The suspension of the federal foreign workers program is leaving some Calgary restaurants struggling with a labour shortage.

Province's hungry oil and gas industry eats up local labour supply

Amine Kanai, the manager at Globefish, says the Calgary restaurant will have to start closing one day per week because of worker shortages. (CBC)

The suspension of the federal foreign workers program is leaving some Calgary restaurants struggling with a labour shortage.

In Alberta, the hungry oil and gas industry has consumed much of the local labour pools and the shortage of workers is particularly affecting the restaurant industry. At one popular Calgary sushi restaurant, the Temporary Foreign Worker Program moratorium could mean big trouble for managers grappling with the high turnover prevalent among local workers.

Roughly 30 per cent of Globefish staff across three locations are foreign workers. (CBC)

"Throughout three locations, 30 per cent of our workers are foreign workers and we depend on them quite a bit," said Amane Kanai, manager at Globefish. "I do hire people [locally] but then they get another job, an office job, in the oil field — it's big in Alberta."

In light of the program suspension, Globefish says it will have to begin closing one day per week to make up for a lack of staff.

Several potential employees from Japan were set to move to Canada to work for the restaurant but now, Kanai says they are in limbo.

"That's a lot of big trouble for us."

This isn't the first time Alberta's food services sector has felt a labour drought.

The province and the Conference Board of Canada have both called for action on the shortage and in 2006, warned the problem was likely to continue over the next 20 years despite high numbers of migrant workers attracted by the booming resource economy.

Within the last decade, employers have been offering wages above minimum wage to try and attract committed workers.

Some, like Globefish, had to start shutting down on certain days.

And while many may be panicking over what the program suspension means for their business, Calgary Conservative MP Joan Crockatt says people should stay calm.

"This isn't a permanent measure," she said. "It's a temporary measure so we can rejig and make corrections as needed."

Criticism 'bullshit,' says McDonalds Canada CEO

The decision to suspend the Temporary Foreign Workers Program came on Thursday following a government investigation of allegations raised during a series of CBC News investigations.

In a written statement announcing the suspension, Employment Minister Jason Kenney said "serious concerns" remain following the government's' investigation.

CBC's Go Public team produced a series of stories about how some McDonald's franchisees were allegedly abusing the Temporary Foreign Workers Program.

The CEO of McDonald's Canadian operations, John Betts, called the recent criticism of its use of foreign workers "bullshit" during a private conference call provided to CBC earlier in the week.
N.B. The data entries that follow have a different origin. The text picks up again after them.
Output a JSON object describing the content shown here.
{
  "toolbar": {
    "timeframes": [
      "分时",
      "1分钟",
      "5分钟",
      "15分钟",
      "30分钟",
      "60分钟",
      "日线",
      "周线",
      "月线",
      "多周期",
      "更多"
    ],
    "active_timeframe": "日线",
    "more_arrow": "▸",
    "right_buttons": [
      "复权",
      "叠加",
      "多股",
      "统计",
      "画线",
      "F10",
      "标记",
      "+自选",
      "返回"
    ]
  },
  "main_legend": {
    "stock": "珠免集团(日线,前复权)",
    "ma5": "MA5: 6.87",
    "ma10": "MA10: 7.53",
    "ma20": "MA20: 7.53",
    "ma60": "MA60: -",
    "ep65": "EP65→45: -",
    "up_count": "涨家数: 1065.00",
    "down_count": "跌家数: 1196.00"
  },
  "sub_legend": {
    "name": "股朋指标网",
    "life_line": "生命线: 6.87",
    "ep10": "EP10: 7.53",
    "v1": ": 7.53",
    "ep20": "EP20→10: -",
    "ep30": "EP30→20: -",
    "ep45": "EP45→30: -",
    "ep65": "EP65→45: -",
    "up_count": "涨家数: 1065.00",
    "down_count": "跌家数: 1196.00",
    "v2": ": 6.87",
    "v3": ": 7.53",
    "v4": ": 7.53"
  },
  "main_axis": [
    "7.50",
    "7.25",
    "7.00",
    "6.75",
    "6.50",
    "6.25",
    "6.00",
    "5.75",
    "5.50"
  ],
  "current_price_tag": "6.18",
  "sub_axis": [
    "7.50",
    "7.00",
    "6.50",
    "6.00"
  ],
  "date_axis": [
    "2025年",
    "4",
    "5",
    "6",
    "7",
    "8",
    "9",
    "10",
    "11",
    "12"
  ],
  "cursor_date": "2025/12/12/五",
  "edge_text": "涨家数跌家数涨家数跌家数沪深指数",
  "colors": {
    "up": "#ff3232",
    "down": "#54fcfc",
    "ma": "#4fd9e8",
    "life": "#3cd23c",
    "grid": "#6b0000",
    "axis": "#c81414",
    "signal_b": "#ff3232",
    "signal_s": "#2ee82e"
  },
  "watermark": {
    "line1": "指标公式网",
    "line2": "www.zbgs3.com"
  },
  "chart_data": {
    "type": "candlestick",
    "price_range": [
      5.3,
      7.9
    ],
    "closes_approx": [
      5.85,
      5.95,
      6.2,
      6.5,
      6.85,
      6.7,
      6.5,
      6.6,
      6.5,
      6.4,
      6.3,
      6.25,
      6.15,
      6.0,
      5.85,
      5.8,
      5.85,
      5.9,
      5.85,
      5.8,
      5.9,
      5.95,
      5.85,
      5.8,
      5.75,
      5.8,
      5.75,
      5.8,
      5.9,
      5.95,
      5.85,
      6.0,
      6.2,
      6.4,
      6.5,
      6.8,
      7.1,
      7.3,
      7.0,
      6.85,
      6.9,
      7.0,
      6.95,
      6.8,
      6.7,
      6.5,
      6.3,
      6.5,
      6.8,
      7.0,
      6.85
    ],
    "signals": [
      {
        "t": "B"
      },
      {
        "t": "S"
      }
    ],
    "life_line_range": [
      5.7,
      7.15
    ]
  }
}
"This story has been brewing for a lot of years. And you know at the end of the day we just happen to be the business that got tapped into it and we weren’t the first. Obviously, RBC was," said Betts, referring to a previous CBC Go Public story.

He also accused the CBC of being unfair and unbalanced in its reporting of the story, but CBC's director of journalism standards and practices, David Studer, said "CBC News stands by its stories."

The moratorium will remain in place until Kenney's department completes its review.


  • An earlier version of this story stated McDonald’s CEO John Betts called the allegations “bullshit” during a private conference call provided to CBC earlier in the week. The story has been updated to reflect that Betts called the recent criticism of its use of temporary foreign workers “bullshit.”